Se parliamo di un film del 1967 e della canzone del film,chi ci volevi? Lady Gaga?? E studia!
Che razza di gente…
Errata corrige,hai proprio toppato! Se non l’hai ancora capito,stiamo parlando del James Bond con David Niven che aveva una canzone che fu candidata all’Oscar,e la cantava Dusty Springfield.
Cos’è,vuoi cambiare la cantante 53 anni dopo? Se ascoltassi qualche sua canzone,forse eviteresti di dire boiate. Armadio canforato? Ma vacci tu,che ci staresti bene! La canfora ficcatela ANCHE in bocca.
Ma mollatelo quello che si firma Errata Corrige!
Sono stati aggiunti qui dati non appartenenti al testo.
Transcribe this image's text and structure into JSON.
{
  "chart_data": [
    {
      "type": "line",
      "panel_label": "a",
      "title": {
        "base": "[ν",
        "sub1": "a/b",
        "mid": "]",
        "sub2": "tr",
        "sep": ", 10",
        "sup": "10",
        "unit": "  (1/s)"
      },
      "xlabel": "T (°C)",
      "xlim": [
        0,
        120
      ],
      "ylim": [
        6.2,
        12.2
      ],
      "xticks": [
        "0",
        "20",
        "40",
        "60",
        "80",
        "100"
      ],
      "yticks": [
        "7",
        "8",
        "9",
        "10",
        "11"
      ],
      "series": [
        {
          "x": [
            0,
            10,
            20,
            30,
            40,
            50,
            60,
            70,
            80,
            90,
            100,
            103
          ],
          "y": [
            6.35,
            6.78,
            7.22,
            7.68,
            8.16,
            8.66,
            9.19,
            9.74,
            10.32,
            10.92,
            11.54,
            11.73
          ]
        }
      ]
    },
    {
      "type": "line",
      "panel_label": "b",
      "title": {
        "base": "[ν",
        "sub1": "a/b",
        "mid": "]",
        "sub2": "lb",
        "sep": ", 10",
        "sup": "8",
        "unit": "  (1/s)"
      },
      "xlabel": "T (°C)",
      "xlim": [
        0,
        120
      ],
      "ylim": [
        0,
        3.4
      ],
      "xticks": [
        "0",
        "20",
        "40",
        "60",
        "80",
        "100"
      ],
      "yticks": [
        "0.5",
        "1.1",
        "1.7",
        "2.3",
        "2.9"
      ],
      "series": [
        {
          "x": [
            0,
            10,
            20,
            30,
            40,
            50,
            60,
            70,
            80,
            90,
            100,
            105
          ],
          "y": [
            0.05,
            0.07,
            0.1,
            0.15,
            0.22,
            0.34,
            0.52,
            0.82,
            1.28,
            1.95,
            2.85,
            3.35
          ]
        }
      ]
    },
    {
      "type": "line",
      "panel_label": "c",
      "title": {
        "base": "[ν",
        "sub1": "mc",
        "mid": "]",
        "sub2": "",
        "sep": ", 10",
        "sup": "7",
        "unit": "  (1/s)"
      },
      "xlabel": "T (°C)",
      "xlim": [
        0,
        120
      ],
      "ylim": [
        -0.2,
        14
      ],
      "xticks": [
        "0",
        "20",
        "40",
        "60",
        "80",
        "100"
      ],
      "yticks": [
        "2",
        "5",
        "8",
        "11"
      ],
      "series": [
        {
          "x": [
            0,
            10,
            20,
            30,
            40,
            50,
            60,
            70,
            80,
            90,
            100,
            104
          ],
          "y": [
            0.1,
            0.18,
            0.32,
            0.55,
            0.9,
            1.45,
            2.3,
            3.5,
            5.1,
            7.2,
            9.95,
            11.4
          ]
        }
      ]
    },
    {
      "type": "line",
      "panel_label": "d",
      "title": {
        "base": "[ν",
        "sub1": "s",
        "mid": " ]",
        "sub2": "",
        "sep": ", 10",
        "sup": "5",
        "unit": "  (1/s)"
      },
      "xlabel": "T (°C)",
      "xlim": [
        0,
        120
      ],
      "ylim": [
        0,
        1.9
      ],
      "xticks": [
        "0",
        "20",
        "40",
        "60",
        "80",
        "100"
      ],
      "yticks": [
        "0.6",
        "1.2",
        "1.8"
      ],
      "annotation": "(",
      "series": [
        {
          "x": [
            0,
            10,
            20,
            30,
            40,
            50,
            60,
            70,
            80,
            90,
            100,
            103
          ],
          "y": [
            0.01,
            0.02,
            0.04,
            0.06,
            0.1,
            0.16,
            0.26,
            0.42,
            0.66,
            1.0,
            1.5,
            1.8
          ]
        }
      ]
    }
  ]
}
Sa di aver scritto scemenze e non ha neppure il coraggio di firmarsi. Dusty Springfield è nella storia della musica pop e soul e dal 1999 è nella Hall of Fame del rock negli Stati Uniti. Con lei entrò un certo Bruce Springsteen. Scommettiamo che quel frescone di Errata Corrige dirà che anche il Boss è da armadio canforato? Forse le uniche canzoni che conosce sono quelle di Candy Candy e Lady Oscar che canta mia figlia di 6 anni. Oltre,Errata Corrige non conosce. Non perdiamoci più tempo. Lasciamolo con la sua ignoranza.
Giusto,Marinoni! Pensiamo solo al film ed a tutto quello che lo riguarda. Canzone compresa:se venne candidata all’Oscar,un motivo ci sarà stato. Perché era uno splendido brano,cantato divinamente dalla grandissima Dusty Springfield.
E continuiamo a parlare in questo modo qui,cioè di cose serie e di alto livello. E NON di fregnacce.
Oggi scopro di avere tanti fans agguerriti di Dusty Springfield tra i lettori dei 400 Calci.
Caro Cobretti,non ho il piacere di conoscere gli altri fan di Dusty Springfield. Ma io sono un “bondiano” di ferro,che ama la buona Musica. E le canzoni della Springfield sono SENZA alcun dubbio Buona Musica!
La scemenza “armadio canforato” poteva tirarla fuori solo un grande ignorante .
E non poteva che “firmarsi” Errata Corrige!
Sono d’accordo con il sig. Pecci. E poi,che c’è di strano?? Si parlava del James Bond del 1967 con David Niven,che aveva una canzone che venne candidata all’Oscar. E fu cantata da Dusty Springfield! Tutto pertinente,mi pare! Se la Springfield fosse stata inserita nei commenti su un film di fantascienza,ad esempio,dove non cantò un bel niente;allora avrei capito le critiche.
Certa gente scrive o parla,senza conoscere i fatti.
Giustamente poi arrivano le “lavate di testa”! Che sono meritatissime.